Aim: Although in the scientific literature there is a substantial evidence that psychodynamic psychotherapies produce significant symptomatic improvements, the dynamic of change occurring in the process of care remain mainly obscure. Hence, in this work we examine four good-outcome and four poor-outcome psychodynamic psychotherapies pertaining to one of the most renowned research studies: the York Depression Study. The main aim is to investigate the processes of change related to the use of language characterising good and poor outcome psychotherapies.
Method: Every segment of 150 words of brief psychodynamic psychotherapies (i.e. 18-20 sessions) was transcribed and coded. Each segment or statistical unit is clustered according to the K-means Algorithm and/or Minimum Spanning Tree, in order to show the temporal invariants between different segments. Now, each statistical unit will represent a specific configuration of the therapeutic field (i.e. the therapist-patient relationship) characterised by specific patterns of the above mentioned variables. Hence, each cluster will correspond to a specific relational configuration between patient and therapist, a specific state of the complex psychotherapeutic system. The cluster/states time serie generated will be studied by means of sophisticated mathematical analyses in order to identify the invariants within the good and poor outcome therapies processes. These statistical techniques capturing the non-linearity and non-stationarity of time series are, mainly: the Markov Transition Matrix, the Recurrence and the Cross-Recurrence Quantification Analysis, the Network Analyses.
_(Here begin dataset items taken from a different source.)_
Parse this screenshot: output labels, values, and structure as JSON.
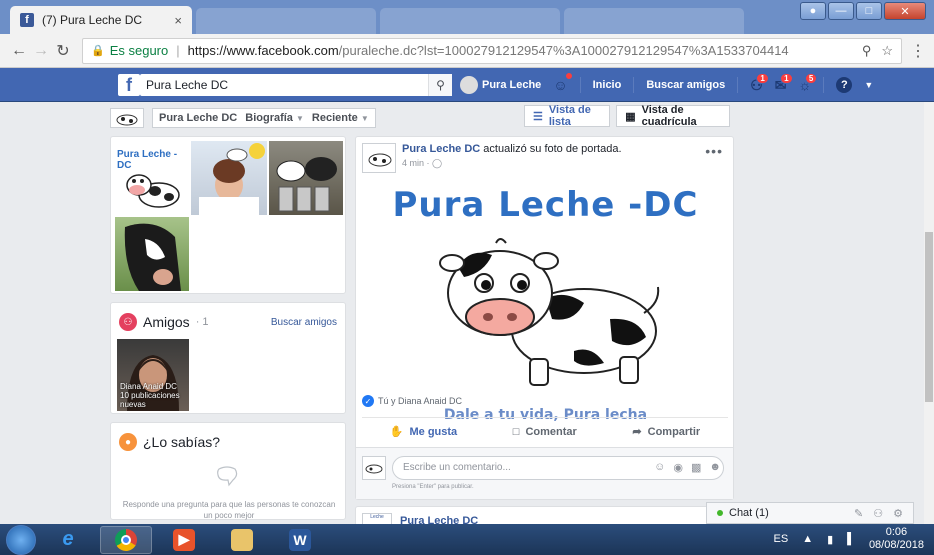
{
  "browser": {
    "tab_title": "(7) Pura Leche DC",
    "tab_close": "×",
    "secure_label": "Es seguro",
    "url_host": "https://www.facebook.com",
    "url_rest": "/puraleche.dc?lst=100027912129547%3A100027912129547%3A1533704414"
  },
  "fb_header": {
    "logo": "f",
    "search_value": "Pura Leche DC",
    "profile_label": "Pura Leche",
    "home_label": "Inicio",
    "find_friends_label": "Buscar amigos",
    "friend_requests_badge": "1",
    "messages_badge": "1",
    "notifications_badge": "5",
    "help": "?"
  },
  "subnav": {
    "page_name": "Pura Leche DC",
    "biography": "Biografía",
    "recent": "Reciente",
    "list_view": "Vista de lista",
    "grid_view": "Vista de cuadrícula"
  },
  "photos_card": {
    "logo_text": "Pura Leche -DC"
  },
  "friends_card": {
    "title": "Amigos",
    "count": "· 1",
    "link": "Buscar amigos",
    "friend_name": "Diana Anaid DC",
    "friend_note": "10 publicaciones nuevas"
  },
  "didyouknow_card": {
    "title": "¿Lo sabías?",
    "text": "Responde una pregunta para que las personas te conozcan un poco mejor"
  },
  "post": {
    "author": "Pura Leche DC",
    "action": " actualizó su foto de portada.",
    "time": "4 min ·",
    "more": "•••",
    "cover_title": "Pura Leche -DC",
    "cover_subtitle": "Dale a tu vida, Pura lecha",
    "reactions": "Tú y Diana Anaid DC",
    "like": "Me gusta",
    "comment": "Comentar",
    "share": "Compartir",
    "comment_placeholder": "Escribe un comentario...",
    "comment_hint": "Presiona \"Enter\" para publicar."
  },
  "post2": {
    "author": "Pura Leche DC"
  },
  "chat": {
    "label": "Chat (1)"
  },
  "taskbar": {
    "lang": "ES",
    "time": "0:06",
    "date": "08/08/2018"
  },
  "colors": {
    "fb_blue": "#4267b2",
    "link": "#365899",
    "cover_blue": "#2e6fc2"
  }
}
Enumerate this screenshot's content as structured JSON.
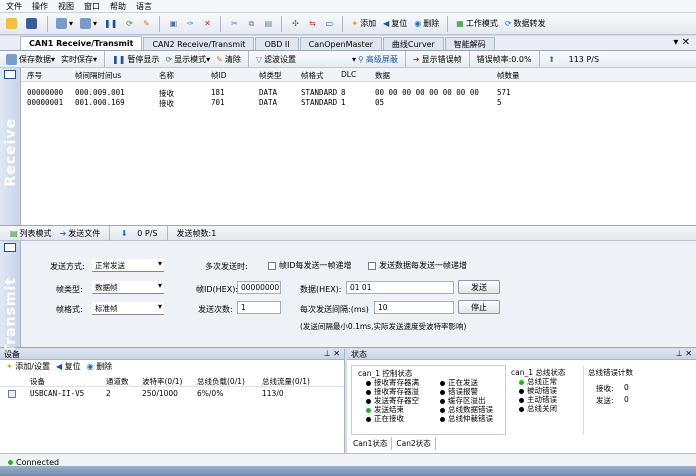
{
  "menu": [
    "文件",
    "操作",
    "视图",
    "窗口",
    "帮助",
    "语言"
  ],
  "toolbar": {
    "add": "添加",
    "reset": "复位",
    "delete": "删除",
    "workmode": "工作模式",
    "forward": "数据转发"
  },
  "tabs": [
    "CAN1 Receive/Transmit",
    "CAN2 Receive/Transmit",
    "OBD II",
    "CanOpenMaster",
    "曲线Curver",
    "智能解码"
  ],
  "subtool": {
    "save": "保存数据",
    "realtime_save": "实时保存",
    "pause": "暂停显示",
    "display_mode": "显示模式",
    "clear": "清除",
    "filter": "滤波设置",
    "advanced": "高级屏蔽",
    "show_err": "显示错误帧",
    "err_rate": "错误帧率:0.0%",
    "rate": "113 P/S"
  },
  "receive": {
    "side_label": "Receive",
    "headers": [
      "序号",
      "帧间隔时间us",
      "名称",
      "帧ID",
      "帧类型",
      "帧格式",
      "DLC",
      "数据",
      "帧数量"
    ],
    "rows": [
      [
        "00000000",
        "000.009.001",
        "接收",
        "181",
        "DATA",
        "STANDARD",
        "8",
        "00 00 00 00 00 00 00 00",
        "571"
      ],
      [
        "00000001",
        "001.000.169",
        "接收",
        "701",
        "DATA",
        "STANDARD",
        "1",
        "05",
        "5"
      ]
    ]
  },
  "bar2": {
    "list_mode": "列表模式",
    "send_file": "发送文件",
    "ps": "0 P/S",
    "send_count": "发送帧数:1"
  },
  "send": {
    "side_label": "Transmit",
    "mode_label": "发送方式:",
    "mode_value": "正常发送",
    "multi_label": "多次发送时:",
    "chk1": "帧ID每发送一帧递增",
    "chk2": "发送数据每发送一帧递增",
    "frame_type_label": "帧类型:",
    "frame_type_value": "数据帧",
    "frame_id_label": "帧ID(HEX):",
    "frame_id_value": "00000000",
    "data_label": "数据(HEX):",
    "data_value": "01 01",
    "send_btn": "发送",
    "frame_fmt_label": "帧格式:",
    "frame_fmt_value": "标准帧",
    "send_times_label": "发送次数:",
    "send_times_value": "1",
    "interval_label": "每次发送间隔:(ms)",
    "interval_value": "10",
    "stop_btn": "停止",
    "note": "(发送间隔最小0.1ms,实际发送速度受波特率影响)"
  },
  "device": {
    "title": "设备",
    "add": "添加/设置",
    "reset": "复位",
    "delete": "删除",
    "headers": [
      "设备",
      "通道数",
      "波特率(0/1)",
      "总线负载(0/1)",
      "总线流量(0/1)"
    ],
    "row": [
      "USBCAN-II-V5",
      "2",
      "250/1000",
      "6%/0%",
      "113/0"
    ]
  },
  "state": {
    "title": "状态",
    "ctrl_title": "can_1 控制状态",
    "ctrl_left": [
      "接收寄存器满",
      "接收寄存器溢",
      "发送寄存器空",
      "发送结束",
      "正在接收"
    ],
    "ctrl_right": [
      "正在发送",
      "错误报警",
      "缓存区溢出",
      "总线数据错误",
      "总线仲裁错误"
    ],
    "bus_title": "can_1 总线状态",
    "bus": [
      "总线正常",
      "被动错误",
      "主动错误",
      "总线关闭"
    ],
    "err_title": "总线错误计数",
    "recv_label": "接收:",
    "recv_val": "0",
    "send_label": "发送:",
    "send_val": "0",
    "tabs": [
      "Can1状态",
      "Can2状态"
    ]
  },
  "statusbar": {
    "text": "Connected"
  }
}
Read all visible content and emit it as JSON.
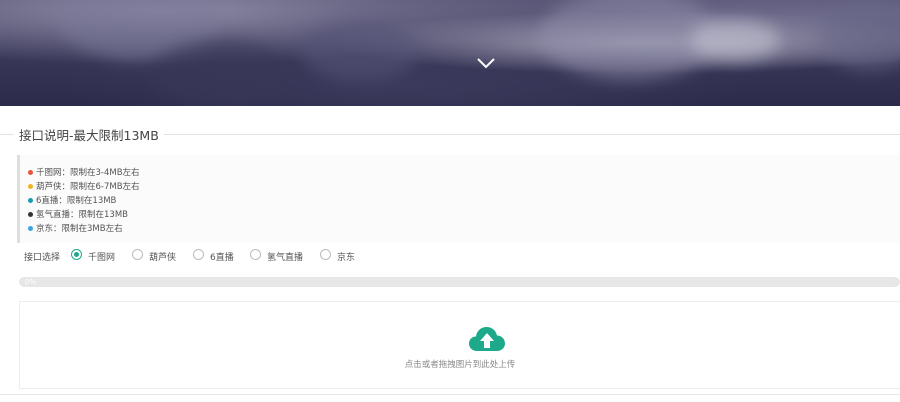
{
  "section": {
    "title": "接口说明-最大限制13MB"
  },
  "notes": [
    {
      "text": "千图网：限制在3-4MB左右",
      "color": "#e8553b"
    },
    {
      "text": "葫芦侠：限制在6-7MB左右",
      "color": "#f0b323"
    },
    {
      "text": "6直播：限制在13MB",
      "color": "#1a9db0"
    },
    {
      "text": "氢气直播：限制在13MB",
      "color": "#333333"
    },
    {
      "text": "京东：限制在3MB左右",
      "color": "#3ba5e0"
    }
  ],
  "interface": {
    "label": "接口选择",
    "options": [
      {
        "label": "千图网",
        "checked": true
      },
      {
        "label": "葫芦侠",
        "checked": false
      },
      {
        "label": "6直播",
        "checked": false
      },
      {
        "label": "氢气直播",
        "checked": false
      },
      {
        "label": "京东",
        "checked": false
      }
    ]
  },
  "progress": {
    "text": "0%",
    "value": 0
  },
  "upload": {
    "text": "点击或者拖拽图片到此处上传",
    "icon": "cloud-upload-icon"
  },
  "colors": {
    "accent": "#1eaa8a"
  }
}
Conclusions: this study for the first time in literature aim to analyse by means of statistical techniques that consider the non-linearity and non-stationarity of data the linguistic longitudinal dynamics of change, trying to understand their evolution characterising four poor and four good outcome brief psychodynamic psychotherapies.
According to the previous literature we can depict four main expected results.
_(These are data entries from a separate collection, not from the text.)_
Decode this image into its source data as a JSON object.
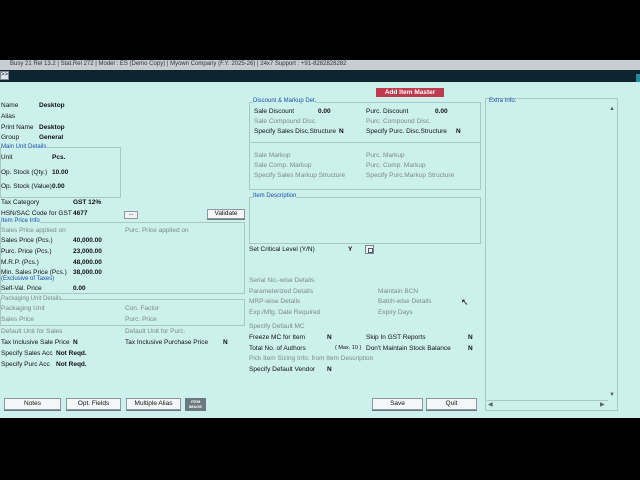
{
  "titlebar": "Busy 21  Rel 13.2  |  Stat.Rel 272  |  Model : ES (Demo Copy)  |  Myown Company (F.Y. 2025-26)  |   24x7 Support : +91-8282828282",
  "strip_button": ">>",
  "header_button": "Add Item Master",
  "left": {
    "name_label": "Name",
    "name_value": "Desktop",
    "alias_label": "Alias",
    "print_name_label": "Print Name",
    "print_name_value": "Desktop",
    "group_label": "Group",
    "group_value": "General",
    "main_unit_title": "Main Unit Details",
    "unit_label": "Unit",
    "unit_value": "Pcs.",
    "op_qty_label": "Op. Stock (Qty.)",
    "op_qty_value": "10.00",
    "op_value_label": "Op. Stock (Value)",
    "op_value_value": "0.00",
    "tax_cat_label": "Tax Category",
    "tax_cat_value": "GST 12%",
    "hsn_label": "HSN/SAC Code for GST",
    "hsn_value": "4677",
    "hsn_btn": "...",
    "validate_btn": "Validate",
    "item_price_title": "Item Price Info",
    "sales_price_applied": "Sales Price applied on",
    "purc_price_applied": "Purc. Price applied on",
    "sales_price_label": "Sales Price (Pcs.)",
    "sales_price_value": "40,000.00",
    "purc_price_label": "Purc. Price (Pcs.)",
    "purc_price_value": "23,000.00",
    "mrp_label": "M.R.P. (Pcs.)",
    "mrp_value": "48,000.00",
    "min_sales_label": "Min. Sales Price (Pcs.)",
    "min_sales_value": "38,000.00",
    "exclusive_taxes": "(Exclusive of Taxes)",
    "self_val_label": "Self-Val. Price",
    "self_val_value": "0.00",
    "packaging_title": "Packaging Unit Details",
    "packaging_unit": "Packaging Unit",
    "con_factor": "Con. Factor",
    "sales_price": "Sales Price",
    "purc_price": "Purc. Price",
    "default_unit_sales": "Default Unit for Sales",
    "default_unit_purc": "Default Unit for Purc.",
    "tax_incl_sale_label": "Tax Inclusive Sale Price",
    "tax_incl_sale_value": "N",
    "tax_incl_purc_label": "Tax Inclusive Purchase Price",
    "tax_incl_purc_value": "N",
    "spec_sales_acc_label": "Specify Sales Acc",
    "spec_sales_acc_value": "Not Reqd.",
    "spec_purc_acc_label": "Specify Purc Acc",
    "spec_purc_acc_value": "Not Reqd."
  },
  "middle": {
    "discount_title": "Discount & Markup Det.",
    "sale_discount_label": "Sale Discount",
    "sale_discount_value": "0.00",
    "purc_discount_label": "Purc. Discount",
    "purc_discount_value": "0.00",
    "sale_compound_disc": "Sale Compound Disc.",
    "purc_compound_disc": "Purc. Compound Disc.",
    "spec_sales_disc_label": "Specify Sales Disc.Structure",
    "spec_sales_disc_value": "N",
    "spec_purc_disc_label": "Specify Purc. Disc.Structure",
    "spec_purc_disc_value": "N",
    "sale_markup": "Sale Markup",
    "purc_markup": "Purc. Markup",
    "sale_comp_markup": "Sale Comp. Markup",
    "purc_comp_markup": "Purc. Comp. Markup",
    "spec_sales_markup": "Specify Sales Markup Structure",
    "spec_purc_markup": "Specify Purc.Markup Structure",
    "item_desc_title": "Item Description",
    "set_critical_label": "Set Critical Level (Y/N)",
    "set_critical_value": "Y",
    "serial_no": "Serial No.-wise Details",
    "maintain_bcn": "Maintain BCN",
    "parameterized": "Parameterized Details",
    "batch_wise": "Batch-wise Details",
    "mrp_wise": "MRP-wise Details",
    "expiry_days": "Expiry Days",
    "exp_mfg": "Exp./Mfg. Date Required",
    "spec_default_mc": "Specify Default MC",
    "freeze_mc_label": "Freeze MC for Item",
    "freeze_mc_value": "N",
    "skip_gst_label": "Skip In GST Reports",
    "skip_gst_value": "N",
    "total_authors_label": "Total No. of Authors",
    "total_authors_max": "( Max. 10 )",
    "dont_maintain_label": "Don't Maintain Stock Balance",
    "dont_maintain_value": "N",
    "pick_sizing": "Pick Item Sizing Info. from Item Description",
    "spec_vendor_label": "Specify Default Vendor",
    "spec_vendor_value": "N"
  },
  "extra": {
    "title": "Extra Info."
  },
  "bottom": {
    "notes": "Notes",
    "opt_fields": "Opt. Fields",
    "multiple_alias": "Multiple Alias",
    "item_image_1": "ITEM",
    "item_image_2": "IMAGE",
    "save": "Save",
    "quit": "Quit"
  }
}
- The network of good outcome cases is ergodic, Halfon, Andreassi, de Felice et al. 2016.
-If the system goes towards phase transitions, these last are preceded by an increase of system¿s variability, Schiepek et al. 2008, 2010, Gumz et al. 2008, and an intra-systemic correlation peak, Gorban et al. 2010.
-The patient-patient and therapist-therapist components are correlated with therapist-patient ones only in good outcome cases, pilot study on George and Lisa.
-The temporal evolution of poor cases will present dysfunctional attractors (at this time there is no such longitudinal study with poor outcome cases, so we deduce it by our previous findings on three good outcome cases aggregated, Halfon, Andreassi, de Felice et al. 2016).
Conclusions
Considering the linguistic aspects of psychotherapy, what are the indexes within the process able to predict good and poor outcome cases?
This study for the first time in literature aim to analyse in detail the linguistic longitudinal variables in order to understand their temporal invariants characterising good and poor outcome cases of brief psychodynamic psychotherapy. Specific attention will be paid to the dynamics of change occurring in their processes, the factors that precede it and those who seem to impede it.